As Genevieve struggles to express her agency, she also struggles to form a cohesive vision of herself, informing the theme of The Search for Identity and Self-Acceptance. Instead of facing the emotional impact of her past relationship experiences with her mother, sister, and Farrow Henry, Genevieve seeks to avoid her memories, but Enchantra offers her an opportunity to change. Genevieve has a realization that the Silvers could grant her a different future, thinking, “She’d been running away from her problems…her feelings of never being enough…and now here she was, an important piece of this family’s legacy. So if she couldn’t think of a single thing from her life before Enchantra to fight for, why not fight for the ones here” (225). Genevieve is a self-sacrificing character, viewing herself as valuable only in what she can do for others. Winning the Hunt could help Rowin grant freedom to the Silver family, something that Genevieve believes could make up for the mistakes of her past. Genevieve longs to embody the role of the savior, to view herself as more than the sum of her past failures. Her character arc will involve coming to realize that she is inherently worthy of love and does not need to prove her worthiness through self-sacrifice. 

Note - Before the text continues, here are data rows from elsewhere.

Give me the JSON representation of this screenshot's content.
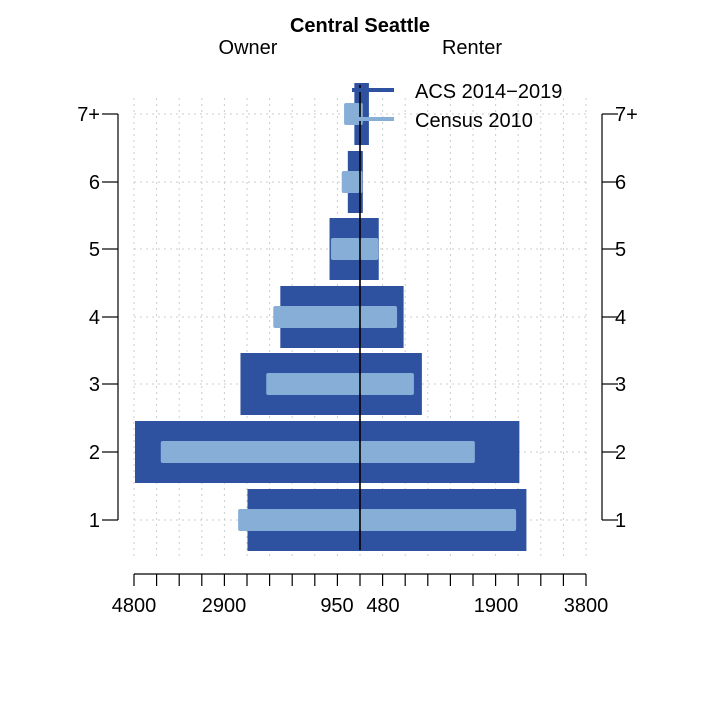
{
  "chart_data": {
    "type": "bar",
    "orientation": "horizontal",
    "layout": "population-pyramid",
    "title": "Central Seattle",
    "left_label": "Owner",
    "right_label": "Renter",
    "categories": [
      "1",
      "2",
      "3",
      "4",
      "5",
      "6",
      "7+"
    ],
    "x_tick_labels": [
      "4800",
      "2900",
      "950",
      "480",
      "1900",
      "3800"
    ],
    "xlim_left": [
      0,
      4800
    ],
    "xlim_right": [
      0,
      4800
    ],
    "grid": true,
    "legend_position": "top-right",
    "series": [
      {
        "name": "ACS 2014−2019",
        "color": "#2f52a0",
        "owner": [
          2400,
          4800,
          2550,
          1700,
          650,
          260,
          120
        ],
        "renter": [
          3550,
          3400,
          1320,
          930,
          400,
          60,
          190
        ]
      },
      {
        "name": "Census 2010",
        "color": "#86aed6",
        "owner": [
          2600,
          4250,
          2000,
          1850,
          620,
          390,
          340
        ],
        "renter": [
          3330,
          2450,
          1150,
          790,
          390,
          50,
          60
        ]
      }
    ]
  }
}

Genevieve also pushes back against the idea of legacy, a concept that is integral to the entire Wicked Games series. Ophelia struggles with the meaning of the Grimm legacy in Phantasma, and Genevieve wrestles with forming her own legacy in Enchantra. Farrow Henry used his family’s legacy as an excuse to treat Genevieve poorly, prompting her to think, “Legacies were a con. Genevieve would rather have her whole self than a part of any sort of legacy that treated people like that” (230). Genevieve rejects the idea that identity and legacy are necessarily entwined. Instead of hiding behind the facade of familial heritage, Genevieve seeks to cultivate an individual self. Farrow Henry utilizes his family’s wealth and connections as an excuse to hurt Genevieve. Ophelia clings to the Grimm family magic and prophecy as an excuse to avoid searching for her own life’s meaning. Genevieve instead pushes back against legacy and prophecy, carving her own path toward the future she seeks for herself.